Human Research Protection Program (HRPP)

The HRPP office is organized under ORRS. The HRPP includes the offices of the IRB, IRB Reliance, and Compliance. The HRPP encompasses not only the IRB requirements for the protection of human subjects, but other additional areas of human research regulatory oversight that are broader than the IRB requirements (e.g., U.S. Food and Drug Administration regulations, interactions with Pharmacy, clinical research billing compliance) that provide protections for human subjects. The HRPP staff within the HRPP units meet regularly. The HRPP director, HRPP managers, and IRB chairs meet regularly.

The HRPP office uses an online software system for the submission and review of human research studies. The MSU IRB online system is the Click™ Research Compliance System. Click allows for the submission and review of new studies, modifications, continuing review including renewed approval and closure, and reports of new information. Click also permits the assignment of offices and individuals involved in the protection of human subjects as ancillary reviewers or permits designation of individual(s) to view the study through the guest list. Such access allows the individual(s) to view the study submission, clarifications, and comments viewable by the principal investigator associated with the study. Click includes system generated notifications (e.g., continuing review reminders, notification of approvals, clarifications requested, reviewer assignments). Access to Click requires multi-factor authentication through the university’s log in system.

HRPP staff notifies other offices and individuals involved in the protection of human subjects when research studies require input from various offices. Notifications are typically provided through assignment as an ancillary reviewer in the MSU IRB online system. Some notifications are sent manually. For example, the Compliance office coordinates and works with other units (e.g., MSU Health Care, Inc.) to accomplish its role in post approval monitoring and non-IRB regulatory oversight (e.g., Compliance office will provide coordination when an IRB submission involves protected health information). The HRPP director may also be notified through ancillary review assignment when an IRB submission involves additional requirements such as use of external (non-MSU) IRBs, university reporting protocols, and may be notified for study specific questions.

IRB Office

The IRB office facilitates the IRB review processes in accordance with federal, state, and local regulations, university policies, and ethical standards related to human research protection. Designated IRB staff may be notified through ancillary review assignment when an IRB submission involves additional requirements such as federal agency specific requirements, genomic data sharing, raffle, waived PI requests, or Association for the Accreditation of Human Research Protection Programs (AAHRPP) review.

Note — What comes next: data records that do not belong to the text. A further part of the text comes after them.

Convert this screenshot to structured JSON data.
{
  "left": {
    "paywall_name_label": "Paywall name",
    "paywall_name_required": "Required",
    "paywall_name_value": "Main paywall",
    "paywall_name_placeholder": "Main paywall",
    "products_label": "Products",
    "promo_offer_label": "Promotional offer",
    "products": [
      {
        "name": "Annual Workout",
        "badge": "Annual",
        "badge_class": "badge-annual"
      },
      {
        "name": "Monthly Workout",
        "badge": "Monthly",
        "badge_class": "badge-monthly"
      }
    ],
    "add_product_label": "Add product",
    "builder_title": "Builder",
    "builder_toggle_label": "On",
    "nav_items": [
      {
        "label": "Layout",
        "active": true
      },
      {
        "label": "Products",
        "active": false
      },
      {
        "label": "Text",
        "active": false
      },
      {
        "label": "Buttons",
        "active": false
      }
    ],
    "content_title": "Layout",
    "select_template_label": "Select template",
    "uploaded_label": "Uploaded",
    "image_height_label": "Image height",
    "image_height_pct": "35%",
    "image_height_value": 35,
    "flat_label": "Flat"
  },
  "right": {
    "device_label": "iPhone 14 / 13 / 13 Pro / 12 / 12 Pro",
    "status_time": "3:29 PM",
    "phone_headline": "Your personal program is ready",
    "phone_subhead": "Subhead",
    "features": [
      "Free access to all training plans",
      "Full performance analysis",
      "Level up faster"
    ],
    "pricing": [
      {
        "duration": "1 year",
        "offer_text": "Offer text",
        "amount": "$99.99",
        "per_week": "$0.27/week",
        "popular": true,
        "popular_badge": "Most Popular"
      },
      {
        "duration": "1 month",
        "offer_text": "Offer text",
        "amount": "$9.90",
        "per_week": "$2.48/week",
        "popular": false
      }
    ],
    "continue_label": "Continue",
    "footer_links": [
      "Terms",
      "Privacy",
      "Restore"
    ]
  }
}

For more information about the IRB staff structure and function, see the MSU HRPP Manual section including but not limited to 5-2-C “HRPP Staff: IRB Office.”

IRB Reliance Office

The IRB Reliance office facilitates the IRB reliance process in accordance with federal, state, and local regulations, university policies, and ethical standards related to human research protection. The IRB Reliance office manages the processing of IRB submissions that involve IRB reliance, individual investigator agreements, and engagement. The IRB Reliance office leads communications with MSU researchers, MSU units, Henry Ford Health, IRBs at other academic institutions, hospitals, clinics, and others to facilitate IRB reliance and collaborative research studies. IRB Reliance office staff may be notified through ancillary review assignment when an IRB submission involves additional requirements such as a certificate of confidentiality, data management and sharing requirements, Single IRB, engagement, reliance, and individual investigator agreements.

Compliance Office

The Compliance office encompasses post approval monitoring activities, education, and non-IRB regulatory oversight (e.g., FDA requirements, protected health information, clinical research billing compliance, clinicaltrials.gov, Common Rule clinical trials, International Conference on Harmonisation Good Clinical Practice (ICH GCP), student educational records, research conducted in elementary and/or secondary public schools, data protection regulations). The Compliance office provides resources to the research community and others involved in patient care activities during research studies to ensure proper billing of health care services and items according to federal, state, and local regulations. Post approval monitoring conducted by the Compliance office serves to educate researchers and to assure that the research study is being conducted in accordance with federal, state, and local regulations, university policies, and ethical standards related to human research protection.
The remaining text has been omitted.